The architecture sits on the Gemma 4 26B Mixture-of-Experts foundation, 26 billion total parameters, with approximately 3.8 billion active during inference, confirmed across multiple independent sources including the Hugging Face model documentation. Google states the quantized model (NVFP4 format) runs in under 18GB of VRAM, putting it within reach of RTX 4090 and 5090 hardware. Weights are open under an Apache 2.0 license, available through Hugging Face, Kaggle, and Google Cloud Vertex AI Model Garden. The 18GB VRAM figure is vendor-stated; don’t build your infrastructure plan around it before independent confirmation.
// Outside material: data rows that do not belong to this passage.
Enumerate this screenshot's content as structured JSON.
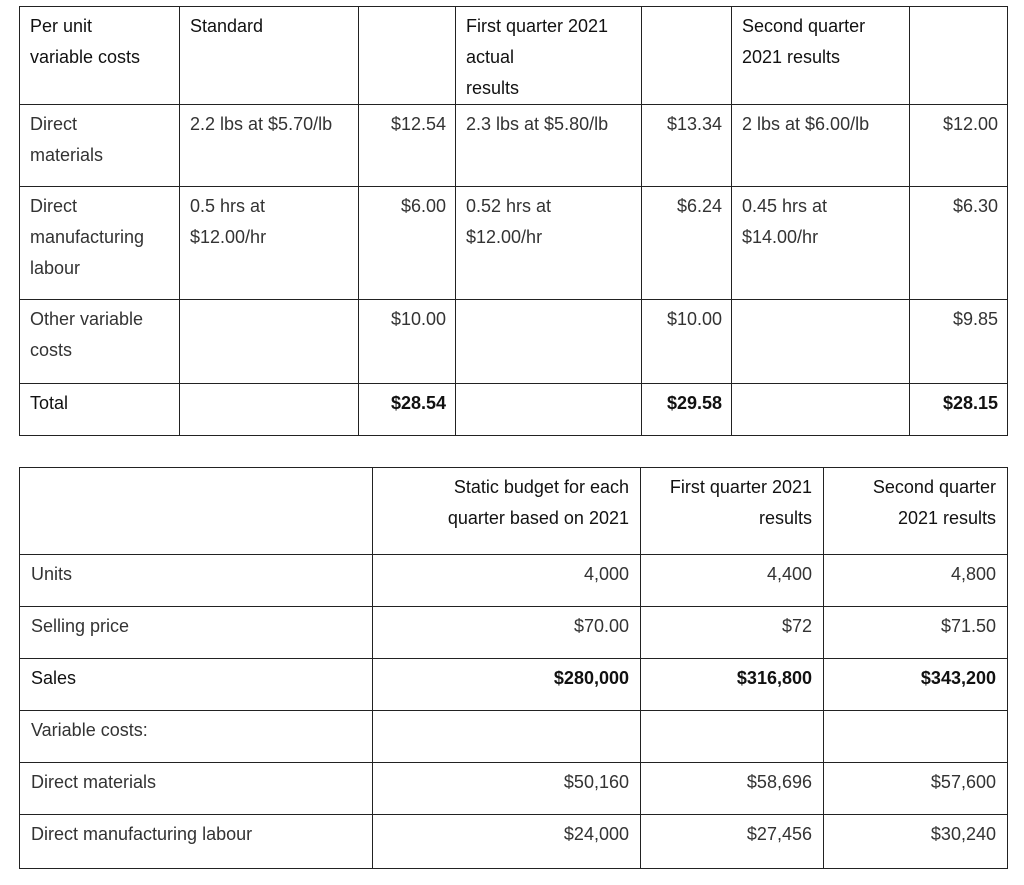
{
  "cost_table": {
    "headers": [
      "Per unit\nvariable costs",
      "Standard",
      "",
      "First quarter 2021 actual\nresults",
      "",
      "Second quarter 2021 results",
      ""
    ],
    "rows": [
      {
        "label": "Direct\nmaterials",
        "std_desc": "2.2 lbs at $5.70/lb",
        "std_amt": "$12.54",
        "q1_desc": "2.3 lbs at $5.80/lb",
        "q1_amt": "$13.34",
        "q2_desc": "2 lbs at $6.00/lb",
        "q2_amt": "$12.00"
      },
      {
        "label": "Direct\nmanufacturing\nlabour",
        "std_desc": "0.5 hrs at\n$12.00/hr",
        "std_amt": "$6.00",
        "q1_desc": "0.52 hrs at\n$12.00/hr",
        "q1_amt": "$6.24",
        "q2_desc": "0.45 hrs at\n$14.00/hr",
        "q2_amt": "$6.30"
      },
      {
        "label": "Other variable\ncosts",
        "std_desc": "",
        "std_amt": "$10.00",
        "q1_desc": "",
        "q1_amt": "$10.00",
        "q2_desc": "",
        "q2_amt": "$9.85"
      },
      {
        "label": "Total",
        "std_desc": "",
        "std_amt": "$28.54",
        "q1_desc": "",
        "q1_amt": "$29.58",
        "q2_desc": "",
        "q2_amt": "$28.15"
      }
    ]
  },
  "budget_table": {
    "headers": [
      "",
      "Static budget for each\nquarter based on 2021",
      "First quarter 2021\nresults",
      "Second quarter\n2021 results"
    ],
    "rows": [
      {
        "label": "Units",
        "static": "4,000",
        "q1": "4,400",
        "q2": "4,800"
      },
      {
        "label": "Selling price",
        "static": "$70.00",
        "q1": "$72",
        "q2": "$71.50"
      },
      {
        "label": "Sales",
        "static": "$280,000",
        "q1": "$316,800",
        "q2": "$343,200"
      },
      {
        "label": "Variable costs:",
        "static": "",
        "q1": "",
        "q2": ""
      },
      {
        "label": "Direct materials",
        "static": "$50,160",
        "q1": "$58,696",
        "q2": "$57,600"
      },
      {
        "label": "Direct manufacturing labour",
        "static": "$24,000",
        "q1": "$27,456",
        "q2": "$30,240"
      }
    ]
  }
}
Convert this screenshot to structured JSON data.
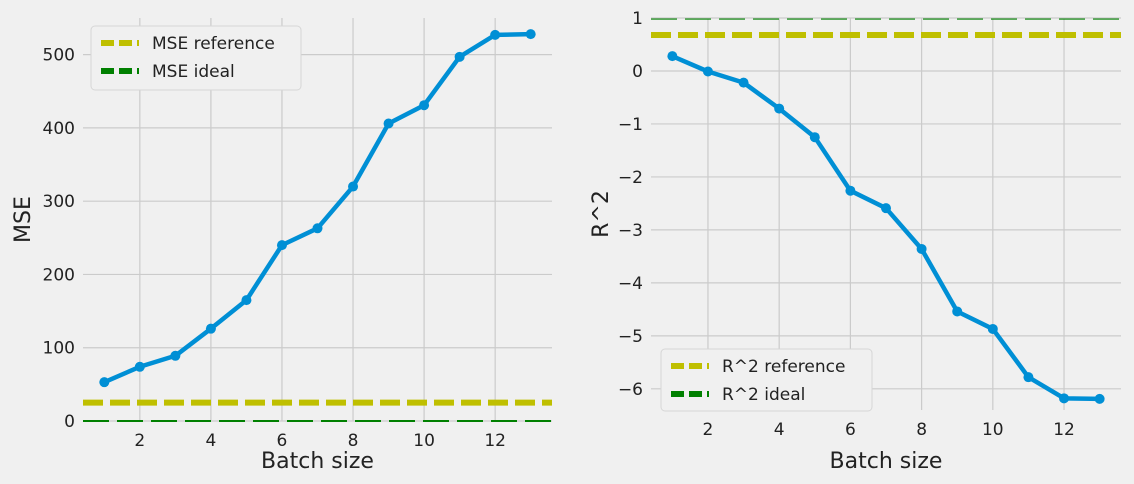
{
  "chart_data": [
    {
      "type": "line",
      "xlabel": "Batch size",
      "ylabel": "MSE",
      "xlim": [
        0.4,
        13.6
      ],
      "ylim": [
        0,
        550
      ],
      "xticks": [
        2,
        4,
        6,
        8,
        10,
        12
      ],
      "yticks": [
        0,
        100,
        200,
        300,
        400,
        500
      ],
      "grid": true,
      "legend_position": "top-left",
      "series": [
        {
          "x": [
            1,
            2,
            3,
            4,
            5,
            6,
            7,
            8,
            9,
            10,
            11,
            12,
            13
          ],
          "values": [
            53,
            74,
            89,
            126,
            165,
            240,
            263,
            320,
            406,
            431,
            497,
            527,
            528
          ],
          "color": "#008fd5",
          "marker": "circle"
        }
      ],
      "reference_lines": [
        {
          "name": "MSE reference",
          "y": 25,
          "color": "#bfbf00",
          "style": "dashed"
        },
        {
          "name": "MSE ideal",
          "y": 0,
          "color": "#008000",
          "style": "dashed"
        }
      ]
    },
    {
      "type": "line",
      "xlabel": "Batch size",
      "ylabel": "R^2",
      "xlim": [
        0.4,
        13.6
      ],
      "ylim": [
        -6.4,
        1.0
      ],
      "xticks": [
        2,
        4,
        6,
        8,
        10,
        12
      ],
      "yticks": [
        -6,
        -5,
        -4,
        -3,
        -2,
        -1,
        0,
        1
      ],
      "ytick_labels": [
        "−6",
        "−5",
        "−4",
        "−3",
        "−2",
        "−1",
        "0",
        "1"
      ],
      "grid": true,
      "legend_position": "bottom-left",
      "series": [
        {
          "x": [
            1,
            2,
            3,
            4,
            5,
            6,
            7,
            8,
            9,
            10,
            11,
            12,
            13
          ],
          "values": [
            0.28,
            -0.01,
            -0.22,
            -0.71,
            -1.25,
            -2.26,
            -2.59,
            -3.36,
            -4.54,
            -4.87,
            -5.78,
            -6.18,
            -6.19
          ],
          "color": "#008fd5",
          "marker": "circle"
        }
      ],
      "reference_lines": [
        {
          "name": "R^2 reference",
          "y": 0.68,
          "color": "#bfbf00",
          "style": "dashed"
        },
        {
          "name": "R^2 ideal",
          "y": 0.98,
          "color": "#008000",
          "style": "dashed"
        }
      ]
    }
  ]
}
The part nobody mentions: GPQA Diamond at 73.2% is a meaningful gap from the autoregressive baseline. GPQA Diamond specifically tests doctoral-level scientific reasoning, the kind of problem-solving that makes LLMs genuinely useful for research, complex coding, and multi-step analysis. A 9-point drop there isn’t a rounding error. For throughput-heavy workloads, synthetic data generation, real-time content pipelines, high-volume summarization, the speed advantage is real and the accuracy loss may not matter. For reasoning-intensive tasks, the math points the other way.

Verification

Partial Google Blog (speed claim) + Hugging Face documentation (architecture) + T3 secondary sources (parameters) Benchmark scores are vendor self-reported. 1,000+ tokens/sec absolute figure is Google-attributed only. Epoch AI independent evaluation pending.

Disputed Claim

DiffusionGemma is 4x to 5x faster than autoregressive equivalents

The 4x figure is confirmed by Google's published headline. The 5x upper bound is not supported by the primary source.

Use 'up to 4x faster, per Google', remove the 5x figure from any production context.

Don’t expect DiffusionGemma to replace your primary inference stack. This is a specialized tool for specific throughput scenarios, not a general-purpose upgrade. The architectural novelty is genuine, discrete text diffusion is a meaningful departure from the autoregressive paradigm that’s dominated LLM development, but novelty and utility aren’t the same thing.

Wait for the Epoch AI evaluation before any production migration decisions. The self-reported benchmarks are directional; they’re not a deployment green light.